第31章 2人の部屋で初めての夜 ☆
「…陣平くんって、そんな周りのこと考えられる人だったっけ?」
「どーいう意味だコラ」
こいつ、人がせっかく素直に胸の内を打ち明けたと言うのに…
と、ワナワナと怒りを抑えていると、ミコトは俺に正面からぎゅっと抱きついてきた。
「陣平くんがしないなら、わたしからする」
ミコトの柔らかい身体が俺の全身にふわりと当たり、そして愛しいミコトの匂いが鼻をくすぐる。
だから言っただろ…
抱き締めると、抱きたくなるんだって…
最後、あとほんの一握りだけ残った理性で何とか繋いでいると、そんな俺を嘲笑うかのようにミコトは俺の首に両腕を回した。
「陣平くん、大好き。バカ」
照れた顔で俺を睨みながらそう言ったミコトは、俺の唇に自分の唇をゆっくりと重ねた。
ミコトの柔らかい唇の感覚、手触りのいい肌の感覚、甘くて心地いい匂い。
全部が俺の理性をあっさりと溶かした。
俺はキスをしながらミコトの身体を勢いよく押し倒し、仰向けになるミコトに馬乗りになる。
驚いて目を丸くする最愛の彼女に、俺は悪びれもなく言った。
「言っとくけど、今日は寝れねえと思えよ」
そう言いながら、ミコトが着ていた部屋着のボタンを片手で器用にぷつぷつと手早く開けていく。

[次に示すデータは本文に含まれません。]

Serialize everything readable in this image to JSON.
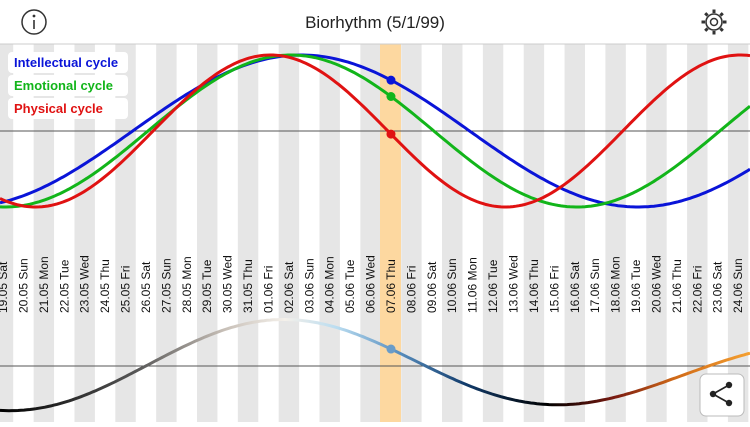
{
  "header": {
    "title": "Biorhythm (5/1/99)"
  },
  "legend": [
    {
      "label": "Intellectual cycle",
      "color": "#0a14d8"
    },
    {
      "label": "Emotional cycle",
      "color": "#12b51a"
    },
    {
      "label": "Physical cycle",
      "color": "#e01212"
    }
  ],
  "dates": [
    "19.05 Sat",
    "20.05 Sun",
    "21.05 Mon",
    "22.05 Tue",
    "23.05 Wed",
    "24.05 Thu",
    "25.05 Fri",
    "26.05 Sat",
    "27.05 Sun",
    "28.05 Mon",
    "29.05 Tue",
    "30.05 Wed",
    "31.05 Thu",
    "01.06 Fri",
    "02.06 Sat",
    "03.06 Sun",
    "04.06 Mon",
    "05.06 Tue",
    "06.06 Wed",
    "07.06 Thu",
    "08.06 Fri",
    "09.06 Sat",
    "10.06 Sun",
    "11.06 Mon",
    "12.06 Tue",
    "13.06 Wed",
    "14.06 Thu",
    "15.06 Fri",
    "16.06 Sat",
    "17.06 Sun",
    "18.06 Mon",
    "19.06 Tue",
    "20.06 Wed",
    "21.06 Thu",
    "22.06 Fri",
    "23.06 Sat",
    "24.06 Sun"
  ]
}
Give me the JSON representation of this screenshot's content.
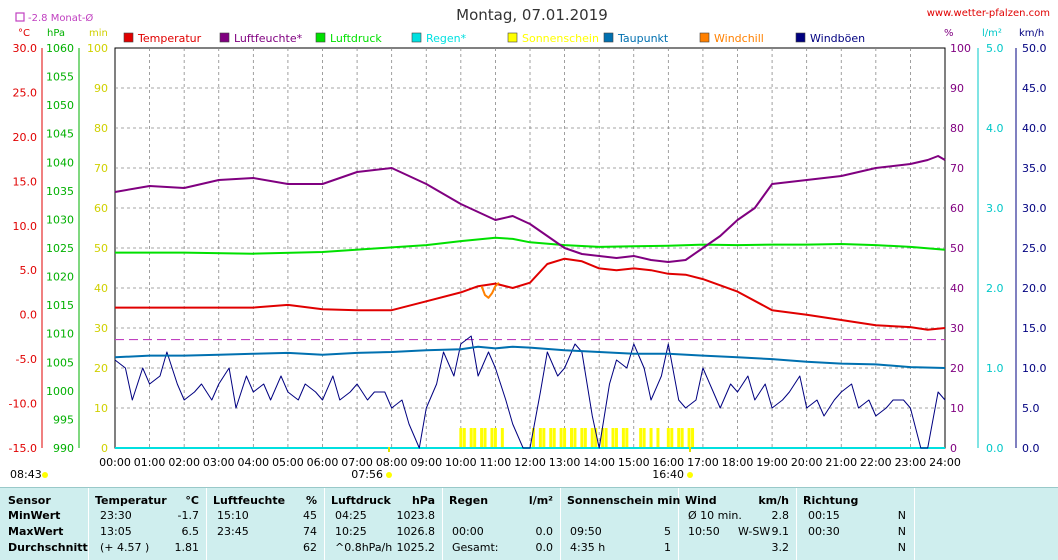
{
  "title": "Montag, 07.01.2019",
  "website": "www.wetter-pfalzen.com",
  "month_avg_label": "-2.8 Monat-Ø",
  "left_units": [
    "°C",
    "hPa",
    "min"
  ],
  "right_units": [
    "%",
    "l/m²",
    "km/h"
  ],
  "colors": {
    "temperature": "#e00000",
    "humidity": "#800080",
    "pressure": "#00e000",
    "rain": "#00e0e0",
    "sunshine": "#ffff00",
    "dewpoint": "#0070b0",
    "windchill": "#ff8000",
    "gusts": "#000080",
    "month_avg": "#c040c0"
  },
  "sunrise": "07:56",
  "sunset": "16:40",
  "now_time": "08:43",
  "chart_data": {
    "type": "line",
    "title": "Montag, 07.01.2019",
    "x_ticks": [
      "00:00",
      "01:00",
      "02:00",
      "03:00",
      "04:00",
      "05:00",
      "06:00",
      "07:00",
      "08:00",
      "09:00",
      "10:00",
      "11:00",
      "12:00",
      "13:00",
      "14:00",
      "15:00",
      "16:00",
      "17:00",
      "18:00",
      "19:00",
      "20:00",
      "21:00",
      "22:00",
      "23:00",
      "24:00"
    ],
    "axes": {
      "temp_c": {
        "range": [
          -15,
          30
        ],
        "ticks": [
          "30.0",
          "25.0",
          "20.0",
          "15.0",
          "10.0",
          "5.0",
          "0.0",
          "-5.0",
          "-10.0",
          "-15.0"
        ]
      },
      "pressure_hpa": {
        "range": [
          990,
          1060
        ],
        "ticks": [
          "1060",
          "1055",
          "1050",
          "1045",
          "1040",
          "1035",
          "1030",
          "1025",
          "1020",
          "1015",
          "1010",
          "1005",
          "1000",
          "995",
          "990"
        ]
      },
      "minutes": {
        "range": [
          0,
          100
        ],
        "ticks": [
          "100",
          "90",
          "80",
          "70",
          "60",
          "50",
          "40",
          "30",
          "20",
          "10",
          "0"
        ]
      },
      "humidity_pct": {
        "range": [
          0,
          100
        ],
        "ticks": [
          "100",
          "90",
          "80",
          "70",
          "60",
          "50",
          "40",
          "30",
          "20",
          "10",
          "0"
        ]
      },
      "rain_lm2": {
        "range": [
          0,
          5
        ],
        "ticks": [
          "5.0",
          "4.0",
          "3.0",
          "2.0",
          "1.0",
          "0.0"
        ]
      },
      "wind_kmh": {
        "range": [
          0,
          50
        ],
        "ticks": [
          "50.0",
          "45.0",
          "40.0",
          "35.0",
          "30.0",
          "25.0",
          "20.0",
          "15.0",
          "10.0",
          "5.0",
          "0.0"
        ]
      }
    },
    "legend": [
      {
        "name": "Temperatur",
        "color": "#e00000"
      },
      {
        "name": "Luftfeuchte*",
        "color": "#800080"
      },
      {
        "name": "Luftdruck",
        "color": "#00e000"
      },
      {
        "name": "Regen*",
        "color": "#00e0e0"
      },
      {
        "name": "Sonnenschein",
        "color": "#ffff00"
      },
      {
        "name": "Taupunkt",
        "color": "#0070b0"
      },
      {
        "name": "Windchill",
        "color": "#ff8000"
      },
      {
        "name": "Windböen",
        "color": "#000080"
      }
    ],
    "month_avg_temp": -2.8,
    "series": [
      {
        "name": "Temperatur",
        "axis": "temp_c",
        "x": [
          0,
          1,
          2,
          3,
          4,
          5,
          6,
          7,
          8,
          9,
          10,
          10.5,
          11,
          11.5,
          12,
          12.5,
          13,
          13.5,
          14,
          14.5,
          15,
          15.5,
          16,
          16.5,
          17,
          18,
          19,
          20,
          21,
          22,
          23,
          23.5,
          24
        ],
        "y": [
          0.8,
          0.8,
          0.8,
          0.8,
          0.8,
          1.1,
          0.6,
          0.5,
          0.5,
          1.5,
          2.5,
          3.2,
          3.5,
          3.0,
          3.6,
          5.7,
          6.3,
          6.0,
          5.2,
          5.0,
          5.2,
          5.0,
          4.6,
          4.5,
          4.0,
          2.6,
          0.5,
          0.0,
          -0.6,
          -1.2,
          -1.4,
          -1.7,
          -1.5
        ]
      },
      {
        "name": "Luftfeuchte*",
        "axis": "humidity_pct",
        "x": [
          0,
          1,
          2,
          3,
          4,
          5,
          6,
          7,
          8,
          9,
          10,
          10.5,
          11,
          11.5,
          12,
          12.5,
          13,
          13.5,
          14,
          14.5,
          15,
          15.5,
          16,
          16.5,
          17,
          17.5,
          18,
          18.5,
          19,
          20,
          21,
          22,
          23,
          23.5,
          23.8,
          24
        ],
        "y": [
          64,
          65.5,
          65,
          67,
          67.5,
          66,
          66,
          69,
          70,
          66,
          61,
          59,
          57,
          58,
          56,
          53,
          50,
          48.5,
          48,
          47.5,
          48,
          47,
          46.5,
          47,
          50,
          53,
          57,
          60,
          66,
          67,
          68,
          70,
          71,
          72,
          73,
          72
        ]
      },
      {
        "name": "Luftdruck",
        "axis": "pressure_hpa",
        "x": [
          0,
          2,
          4,
          6,
          8,
          9,
          10,
          11,
          11.5,
          12,
          13,
          14,
          15,
          16,
          17,
          18,
          19,
          20,
          21,
          22,
          23,
          24
        ],
        "y": [
          1024.2,
          1024.2,
          1024.0,
          1024.3,
          1025.1,
          1025.5,
          1026.2,
          1026.8,
          1026.6,
          1026.0,
          1025.5,
          1025.2,
          1025.3,
          1025.4,
          1025.6,
          1025.5,
          1025.6,
          1025.6,
          1025.7,
          1025.5,
          1025.2,
          1024.7
        ]
      },
      {
        "name": "Taupunkt",
        "axis": "temp_c",
        "x": [
          0,
          1,
          2,
          3,
          4,
          5,
          6,
          7,
          8,
          9,
          10,
          10.5,
          11,
          11.5,
          12,
          13,
          14,
          15,
          16,
          17,
          18,
          19,
          20,
          21,
          22,
          23,
          24
        ],
        "y": [
          -4.8,
          -4.6,
          -4.6,
          -4.5,
          -4.4,
          -4.3,
          -4.5,
          -4.3,
          -4.2,
          -4.0,
          -3.9,
          -3.6,
          -3.8,
          -3.6,
          -3.7,
          -4.0,
          -4.2,
          -4.4,
          -4.4,
          -4.6,
          -4.8,
          -5.0,
          -5.3,
          -5.5,
          -5.6,
          -5.9,
          -6.0
        ]
      },
      {
        "name": "Windchill",
        "axis": "temp_c",
        "x": [
          10.6,
          10.7,
          10.8,
          10.9,
          11.0,
          11.1
        ],
        "y": [
          3.2,
          2.2,
          1.9,
          2.4,
          3.2,
          3.6
        ]
      },
      {
        "name": "Windböen",
        "axis": "wind_kmh",
        "x": [
          0,
          0.3,
          0.5,
          0.8,
          1.0,
          1.3,
          1.5,
          1.8,
          2.0,
          2.3,
          2.5,
          2.8,
          3.0,
          3.3,
          3.5,
          3.8,
          4.0,
          4.3,
          4.5,
          4.8,
          5.0,
          5.3,
          5.5,
          5.8,
          6.0,
          6.3,
          6.5,
          6.8,
          7.0,
          7.3,
          7.5,
          7.8,
          8.0,
          8.3,
          8.5,
          8.8,
          9.0,
          9.3,
          9.5,
          9.8,
          10.0,
          10.3,
          10.5,
          10.8,
          11.0,
          11.3,
          11.5,
          11.8,
          12.0,
          12.3,
          12.5,
          12.8,
          13.0,
          13.3,
          13.5,
          13.8,
          14.0,
          14.3,
          14.5,
          14.8,
          15.0,
          15.3,
          15.5,
          15.8,
          16.0,
          16.3,
          16.5,
          16.8,
          17.0,
          17.3,
          17.5,
          17.8,
          18.0,
          18.3,
          18.5,
          18.8,
          19.0,
          19.3,
          19.5,
          19.8,
          20.0,
          20.3,
          20.5,
          20.8,
          21.0,
          21.3,
          21.5,
          21.8,
          22.0,
          22.3,
          22.5,
          22.8,
          23.0,
          23.3,
          23.5,
          23.8,
          24.0
        ],
        "y": [
          11,
          10,
          6,
          10,
          8,
          9,
          12,
          8,
          6,
          7,
          8,
          6,
          8,
          10,
          5,
          9,
          7,
          8,
          6,
          9,
          7,
          6,
          8,
          7,
          6,
          9,
          6,
          7,
          8,
          6,
          7,
          7,
          5,
          6,
          3,
          0,
          5,
          8,
          12,
          9,
          13,
          14,
          9,
          12,
          10,
          6,
          3,
          0,
          0,
          7,
          12,
          9,
          10,
          13,
          12,
          4,
          0,
          8,
          11,
          10,
          13,
          10,
          6,
          9,
          13,
          6,
          5,
          6,
          10,
          7,
          5,
          8,
          7,
          9,
          6,
          8,
          5,
          6,
          7,
          9,
          5,
          6,
          4,
          6,
          7,
          8,
          5,
          6,
          4,
          5,
          6,
          6,
          5,
          0,
          0,
          7,
          6
        ]
      },
      {
        "name": "Sonnenschein",
        "axis": "minutes",
        "type": "bar",
        "x": [
          10.0,
          10.1,
          10.3,
          10.4,
          10.6,
          10.7,
          10.9,
          11.0,
          11.2,
          12.1,
          12.3,
          12.4,
          12.6,
          12.7,
          12.9,
          13.0,
          13.2,
          13.3,
          13.5,
          13.6,
          13.8,
          13.9,
          14.1,
          14.2,
          14.4,
          14.5,
          14.7,
          14.8,
          15.2,
          15.3,
          15.5,
          15.7,
          16.0,
          16.1,
          16.3,
          16.4,
          16.6,
          16.7
        ],
        "values": [
          5,
          5,
          5,
          5,
          5,
          5,
          5,
          5,
          5,
          5,
          5,
          5,
          5,
          5,
          5,
          5,
          5,
          5,
          5,
          5,
          5,
          5,
          5,
          5,
          5,
          5,
          5,
          5,
          5,
          5,
          5,
          5,
          5,
          5,
          5,
          5,
          5,
          5
        ]
      },
      {
        "name": "Regen*",
        "axis": "rain_lm2",
        "x": [
          0,
          24
        ],
        "y": [
          0,
          0
        ]
      }
    ]
  },
  "stats": {
    "headers": {
      "sensor": "Sensor",
      "temperature": "Temperatur",
      "temperature_unit": "°C",
      "humidity": "Luftfeuchte",
      "humidity_unit": "%",
      "pressure": "Luftdruck",
      "pressure_unit": "hPa",
      "rain": "Regen",
      "rain_unit": "l/m²",
      "sunshine": "Sonnenschein min",
      "wind": "Wind",
      "wind_unit": "km/h",
      "direction": "Richtung"
    },
    "rows": [
      {
        "label": "MinWert",
        "temp_time": "23:30",
        "temp": "-1.7",
        "hum_time": "15:10",
        "hum": "45",
        "press_time": "04:25",
        "press": "1023.8",
        "rain_time": "",
        "rain": "",
        "sun_time": "",
        "sun": "",
        "wind_time": "Ø 10 min.",
        "wind_dir": "",
        "wind": "2.8",
        "dir_time": "00:15",
        "dir": "N"
      },
      {
        "label": "MaxWert",
        "temp_time": "13:05",
        "temp": "6.5",
        "hum_time": "23:45",
        "hum": "74",
        "press_time": "10:25",
        "press": "1026.8",
        "rain_time": "00:00",
        "rain": "0.0",
        "sun_time": "09:50",
        "sun": "5",
        "wind_time": "10:50",
        "wind_dir": "W-SW",
        "wind": "9.1",
        "dir_time": "00:30",
        "dir": "N"
      },
      {
        "label": "Durchschnitt",
        "temp_time": "(+ 4.57 )",
        "temp": "1.81",
        "hum_time": "",
        "hum": "62",
        "press_time": "^0.8hPa/h",
        "press": "1025.2",
        "rain_time": "Gesamt:",
        "rain": "0.0",
        "sun_time": "4:35 h",
        "sun": "1",
        "wind_time": "",
        "wind_dir": "",
        "wind": "3.2",
        "dir_time": "",
        "dir": "N"
      }
    ]
  }
}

そんな俺に、ミコトはじっと俺の目を見つめながら、目を潤ませて言った。
「明日、ちゃんと授業出るから…
陣平くんとしたい…」
「お前…可愛すぎて駄目だ…」
単純すぎる俺は、ミコトにウルウル見つめられてしたい。と言われるだけでもうその気満々になる。
「ミコト…」
「ん…」
名前を呼びながら唇を近づけると、ミコトは目を閉じて俺がキスをするのを待っている。
その顔もとんでもなく可愛くて、しばらくそれを眺めていると、一向にキスをしてくれない俺に、ミコトは目を開けて睨んだ。
「焦らさないでよ…」
「悪い。つい。
…ミコト…キスしよう」
「っ…ん…」
甘い声でそう言うと、ほんの少し前まで怒っていたミコトは途端に大人しくなり、また目を閉じて俺のキスを待ってる。
従順だな…
そう思いながら、俺はミコトの唇に自分の唇を重ねた。